Je ne jette rien


Ça peut toujours servir, on ne sait jamais. Il suffit de jeter quelque chose et aussitôt ça manque cruellement  « Ah si j’avais su ! ». Les petits hommes verts prétendent que jeter c’est Mal. Tout finit dans les caniveaux, les ruisseaux, les fleuves, les océans et s’agglutine dans le Sixième Continent.

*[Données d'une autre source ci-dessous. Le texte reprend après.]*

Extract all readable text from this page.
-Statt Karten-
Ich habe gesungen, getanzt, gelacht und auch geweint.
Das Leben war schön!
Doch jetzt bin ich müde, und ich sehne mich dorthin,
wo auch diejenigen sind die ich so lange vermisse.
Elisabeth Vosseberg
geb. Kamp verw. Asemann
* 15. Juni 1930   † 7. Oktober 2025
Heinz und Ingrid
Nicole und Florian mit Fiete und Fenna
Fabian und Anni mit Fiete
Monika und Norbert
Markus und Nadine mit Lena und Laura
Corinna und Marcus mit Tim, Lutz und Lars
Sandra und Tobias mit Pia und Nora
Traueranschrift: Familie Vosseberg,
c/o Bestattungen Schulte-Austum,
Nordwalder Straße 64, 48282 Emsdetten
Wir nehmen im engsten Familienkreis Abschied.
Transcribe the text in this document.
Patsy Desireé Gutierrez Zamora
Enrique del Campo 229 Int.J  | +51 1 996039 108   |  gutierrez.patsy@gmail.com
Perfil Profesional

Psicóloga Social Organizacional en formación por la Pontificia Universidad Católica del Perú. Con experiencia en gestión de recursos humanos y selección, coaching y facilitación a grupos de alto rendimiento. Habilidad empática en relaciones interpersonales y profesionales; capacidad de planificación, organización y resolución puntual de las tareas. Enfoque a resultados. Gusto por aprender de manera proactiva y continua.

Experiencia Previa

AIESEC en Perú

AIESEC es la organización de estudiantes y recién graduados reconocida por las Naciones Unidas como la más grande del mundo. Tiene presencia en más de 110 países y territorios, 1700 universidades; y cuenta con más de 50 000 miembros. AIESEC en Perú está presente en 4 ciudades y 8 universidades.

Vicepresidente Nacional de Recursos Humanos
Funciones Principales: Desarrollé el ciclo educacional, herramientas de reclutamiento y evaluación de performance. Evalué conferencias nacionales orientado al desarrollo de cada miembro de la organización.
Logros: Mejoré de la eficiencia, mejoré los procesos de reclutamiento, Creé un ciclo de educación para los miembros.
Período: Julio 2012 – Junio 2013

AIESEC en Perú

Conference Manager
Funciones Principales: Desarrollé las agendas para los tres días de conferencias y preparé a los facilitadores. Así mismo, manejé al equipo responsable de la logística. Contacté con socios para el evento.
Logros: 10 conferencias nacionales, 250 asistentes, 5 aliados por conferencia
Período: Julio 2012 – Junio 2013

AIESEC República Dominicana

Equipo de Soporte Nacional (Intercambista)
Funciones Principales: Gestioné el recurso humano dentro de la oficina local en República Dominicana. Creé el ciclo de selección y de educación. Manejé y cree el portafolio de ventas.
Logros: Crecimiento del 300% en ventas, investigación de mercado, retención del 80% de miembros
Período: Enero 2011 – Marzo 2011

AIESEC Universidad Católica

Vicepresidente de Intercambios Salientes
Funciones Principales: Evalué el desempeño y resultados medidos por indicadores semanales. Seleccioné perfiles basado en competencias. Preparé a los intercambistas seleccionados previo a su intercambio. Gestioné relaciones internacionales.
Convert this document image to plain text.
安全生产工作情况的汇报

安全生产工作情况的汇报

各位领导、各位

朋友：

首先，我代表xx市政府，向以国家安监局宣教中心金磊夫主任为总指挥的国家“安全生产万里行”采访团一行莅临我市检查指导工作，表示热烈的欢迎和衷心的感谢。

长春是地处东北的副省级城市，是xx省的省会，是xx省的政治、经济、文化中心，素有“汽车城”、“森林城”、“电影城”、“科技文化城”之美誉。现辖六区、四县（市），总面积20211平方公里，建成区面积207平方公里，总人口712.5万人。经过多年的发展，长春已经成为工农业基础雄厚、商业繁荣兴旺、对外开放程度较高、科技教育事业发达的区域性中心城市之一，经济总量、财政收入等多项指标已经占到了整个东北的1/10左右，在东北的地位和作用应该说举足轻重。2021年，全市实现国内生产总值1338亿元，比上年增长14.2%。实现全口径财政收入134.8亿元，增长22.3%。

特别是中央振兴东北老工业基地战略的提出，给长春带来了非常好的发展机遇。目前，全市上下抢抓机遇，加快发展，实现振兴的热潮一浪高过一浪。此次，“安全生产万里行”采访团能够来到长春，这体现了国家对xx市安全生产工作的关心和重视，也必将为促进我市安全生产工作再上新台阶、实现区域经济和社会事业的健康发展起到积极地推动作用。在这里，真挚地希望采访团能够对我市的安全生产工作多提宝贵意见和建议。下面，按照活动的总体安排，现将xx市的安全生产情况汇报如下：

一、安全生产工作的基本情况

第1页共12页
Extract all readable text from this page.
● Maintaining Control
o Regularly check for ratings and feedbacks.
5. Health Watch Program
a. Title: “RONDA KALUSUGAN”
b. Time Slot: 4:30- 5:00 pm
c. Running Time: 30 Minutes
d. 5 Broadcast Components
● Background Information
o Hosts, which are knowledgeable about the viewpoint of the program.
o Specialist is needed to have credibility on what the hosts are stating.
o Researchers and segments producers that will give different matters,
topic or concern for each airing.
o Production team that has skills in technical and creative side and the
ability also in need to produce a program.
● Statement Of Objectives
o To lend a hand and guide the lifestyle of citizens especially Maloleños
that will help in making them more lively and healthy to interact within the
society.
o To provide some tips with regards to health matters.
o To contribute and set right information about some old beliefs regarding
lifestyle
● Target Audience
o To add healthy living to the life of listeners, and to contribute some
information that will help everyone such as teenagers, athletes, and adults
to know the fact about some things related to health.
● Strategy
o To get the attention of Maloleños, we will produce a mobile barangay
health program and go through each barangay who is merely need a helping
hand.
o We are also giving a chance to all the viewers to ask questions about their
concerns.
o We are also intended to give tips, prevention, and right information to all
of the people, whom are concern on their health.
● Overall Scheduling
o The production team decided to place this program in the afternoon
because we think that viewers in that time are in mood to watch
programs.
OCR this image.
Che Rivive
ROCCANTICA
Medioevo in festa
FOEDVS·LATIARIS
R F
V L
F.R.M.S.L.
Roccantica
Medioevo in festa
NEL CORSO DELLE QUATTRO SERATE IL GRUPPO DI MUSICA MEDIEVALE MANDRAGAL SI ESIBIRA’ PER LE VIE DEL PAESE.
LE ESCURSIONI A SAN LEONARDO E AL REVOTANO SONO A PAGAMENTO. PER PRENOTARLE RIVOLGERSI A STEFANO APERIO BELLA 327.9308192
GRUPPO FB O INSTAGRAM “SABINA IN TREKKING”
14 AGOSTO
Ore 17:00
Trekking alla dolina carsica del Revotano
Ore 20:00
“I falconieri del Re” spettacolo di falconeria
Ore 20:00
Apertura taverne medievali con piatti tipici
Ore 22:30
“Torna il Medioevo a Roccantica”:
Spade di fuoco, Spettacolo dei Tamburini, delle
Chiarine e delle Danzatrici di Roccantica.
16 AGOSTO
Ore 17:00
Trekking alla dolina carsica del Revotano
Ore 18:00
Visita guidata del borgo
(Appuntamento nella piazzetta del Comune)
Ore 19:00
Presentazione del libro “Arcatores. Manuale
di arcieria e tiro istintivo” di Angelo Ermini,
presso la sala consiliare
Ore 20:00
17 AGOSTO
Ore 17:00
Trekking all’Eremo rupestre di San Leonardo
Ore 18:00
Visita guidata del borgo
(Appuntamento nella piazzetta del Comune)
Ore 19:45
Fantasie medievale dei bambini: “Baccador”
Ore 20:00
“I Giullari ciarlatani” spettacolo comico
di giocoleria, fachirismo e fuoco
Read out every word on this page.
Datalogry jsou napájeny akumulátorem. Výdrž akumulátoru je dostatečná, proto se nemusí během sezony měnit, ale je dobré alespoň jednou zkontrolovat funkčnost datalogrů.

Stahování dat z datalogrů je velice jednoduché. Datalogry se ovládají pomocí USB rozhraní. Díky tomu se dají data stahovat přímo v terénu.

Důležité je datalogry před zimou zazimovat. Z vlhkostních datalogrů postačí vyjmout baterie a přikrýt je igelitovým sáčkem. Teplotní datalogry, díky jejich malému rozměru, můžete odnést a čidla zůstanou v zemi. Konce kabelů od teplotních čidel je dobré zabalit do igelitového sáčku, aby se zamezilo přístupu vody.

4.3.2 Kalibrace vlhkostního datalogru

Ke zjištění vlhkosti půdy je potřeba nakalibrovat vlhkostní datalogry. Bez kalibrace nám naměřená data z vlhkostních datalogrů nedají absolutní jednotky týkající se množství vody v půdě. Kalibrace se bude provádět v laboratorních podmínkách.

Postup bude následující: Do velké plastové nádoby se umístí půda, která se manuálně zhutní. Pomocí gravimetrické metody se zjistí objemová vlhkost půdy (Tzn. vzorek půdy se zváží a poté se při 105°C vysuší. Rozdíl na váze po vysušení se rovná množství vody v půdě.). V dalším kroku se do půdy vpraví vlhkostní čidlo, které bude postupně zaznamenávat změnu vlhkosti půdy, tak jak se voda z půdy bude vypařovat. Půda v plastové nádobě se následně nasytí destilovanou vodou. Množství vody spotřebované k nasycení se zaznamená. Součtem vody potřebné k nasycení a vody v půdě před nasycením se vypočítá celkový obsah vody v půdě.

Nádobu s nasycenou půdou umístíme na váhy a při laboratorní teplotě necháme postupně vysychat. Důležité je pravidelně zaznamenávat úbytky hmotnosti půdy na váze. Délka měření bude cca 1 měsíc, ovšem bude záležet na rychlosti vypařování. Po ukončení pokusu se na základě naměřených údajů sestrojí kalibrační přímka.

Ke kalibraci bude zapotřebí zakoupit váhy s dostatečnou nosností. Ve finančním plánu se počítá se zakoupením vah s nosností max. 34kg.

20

L’instinct de conservation remonte à la nuit des temps. Prenez ce fossile, l’ammonite, quand elle grandit, elle sort de sa coquille mais elle ne jette rien. Elle construit sa nouvelle maison de calcaire en s’appuyant sur la précédente, et ainsi de suite. Elle traîne derrière elle toutes les maisons qu’elle a successivement habitées. Cela fait éclore de beaux coquillages, aux spirales hélicoïdales parfaites, dans les vitrines des boutiques de vente de minéraux rares.
Je suis comme l’ammonite, j’accumule, j’entasse, je collectionne les petites et les grandes choses, les petits et les grands souvenirs. Ma mémoire est infinie, je me souviens de tout. Tel Atlas condamné à jamais, je porte sur mes épaules ma vie passée, fossilisée.
Je courbe l’échine sous le fardeau, j’ai de plus en plus de mal à avancer.